Cynthia von Buhler, Speakeasy Dollhouse (foto cortesia de Cynthia von Buhler)Quando a artista e autora Cynthia von Buhler ficou sabendo das circunstâncias misteriosas que cercaram o assassinato de 1935 de seu avô, ela se inspirou em Glessner Lee para criar suas próprias casas de bonecas feitas à mão para tentar entendê-las. Ela projetou e construiu representações em pequena escala de cenas de sua história familiar - o speakeasy de seu avô, um quarto de hospital e um apartamento - e bonecas feitas à mão para interpretar todas as partes de seu drama familiar. Como Glessner Lee, ela reconstruiu suas modelos a partir de entrevistas, fotos, registros policiais, relatórios de autópsia e outros documentos oficiais e familiares - tudo e qualquer coisa que ela pudesse colocar em suas mãos. A esperança era que ver esses espaços e literalmente reconstruir os eventos pudesse revelar novos aspectos da história.

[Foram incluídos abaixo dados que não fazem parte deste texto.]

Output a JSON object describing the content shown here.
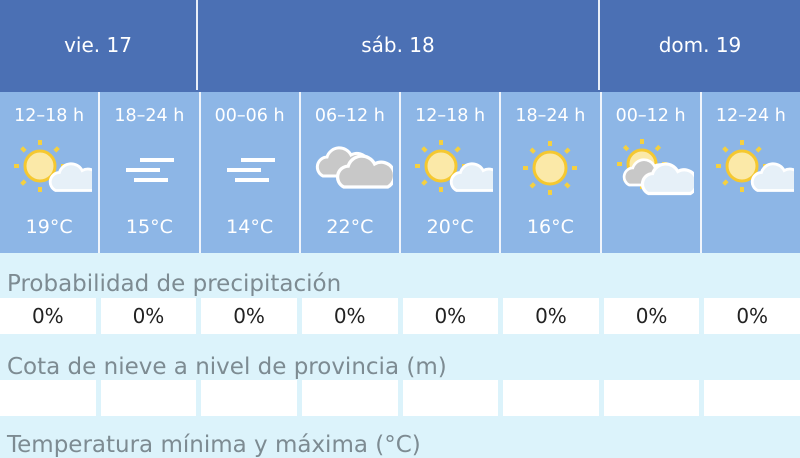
{
  "days": [
    {
      "label": "vie. 17"
    },
    {
      "label": "sáb. 18"
    },
    {
      "label": "dom. 19"
    }
  ],
  "periods": [
    {
      "hours": "12–18 h",
      "icon": "sun-cloud-icon",
      "temp": "19°C"
    },
    {
      "hours": "18–24 h",
      "icon": "fog-icon",
      "temp": "15°C"
    },
    {
      "hours": "00–06 h",
      "icon": "fog-icon",
      "temp": "14°C"
    },
    {
      "hours": "06–12 h",
      "icon": "cloudy-icon",
      "temp": "22°C"
    },
    {
      "hours": "12–18 h",
      "icon": "sun-cloud-icon",
      "temp": "20°C"
    },
    {
      "hours": "18–24 h",
      "icon": "sun-icon",
      "temp": "16°C"
    },
    {
      "hours": "00–12 h",
      "icon": "sun-grey-cloud-icon",
      "temp": ""
    },
    {
      "hours": "12–24 h",
      "icon": "sun-cloud-icon",
      "temp": ""
    }
  ],
  "precipitation": {
    "label": "Probabilidad de precipitación",
    "values": [
      "0%",
      "0%",
      "0%",
      "0%",
      "0%",
      "0%",
      "0%",
      "0%"
    ]
  },
  "snow": {
    "label": "Cota de nieve a nivel de provincia (m)",
    "values": [
      "",
      "",
      "",
      "",
      "",
      "",
      "",
      ""
    ]
  },
  "temperature": {
    "label": "Temperatura mínima y máxima (°C)"
  },
  "colors": {
    "header": "#4b70b4",
    "period": "#8db6e6",
    "background": "#dcf3fb",
    "sun": "#f5d040"
  }
}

Cynthia von Buhler, Speakeasy Dollhouse (foto cortesia de Cynthia von Buhler)Von Buhler, então, levou as coisas um passo adiante ao realmente dar as boas-vindas às pessoas em sua casa de bonecas. Em 2011, ela recriou seus modelos em escala humana em um bar com tema speakeasy em Nova York, contratando atores para interpretar as partes dos “bonecos” em uma experiência de teatro totalmente imersiva que se desenrola em torno dos visitantes, a quem é atribuído um pequeno papel jogar. O show, Speakeasy Dollhouse, é uma experiência absolutamente incrível. Quanto mais sério você assumir sua tarefa, mais fundo você entra no mistério da família de von Buhler. Quando eu participei, meu amigo entrou com um detetive enquanto eu consegui um emprego como motorista de um gângster. Cada um de nós viu partes diferentes da história e ouviu diferentes perspectivas sobre eventos; ocasionalmente nos encontrávamos no bar para comparar as notas. Como os detetives em treinamento de Glessner Lee, tentamos entender tudo o que vimos e todas as evidências que encontramos na casa de bonecas. No final da noite, nós resolvemos o caso (e bebemos uma boa parte do burburinho pirateado). Ou talvez nós apenas escrevemos o nosso. Como Von Buhler, como Glessner Lee, e como qualquer detetive, preenchemos as lacunas da história com idéias e possibilidades coloridas por nossos próprios gostos e influências, projetando nossa própria narrativa lógica. Por um breve momento, nós tocamos em um mundo imaginário e criamos nossa própria história. Afinal, não é para isso que serve uma casa de bonecas?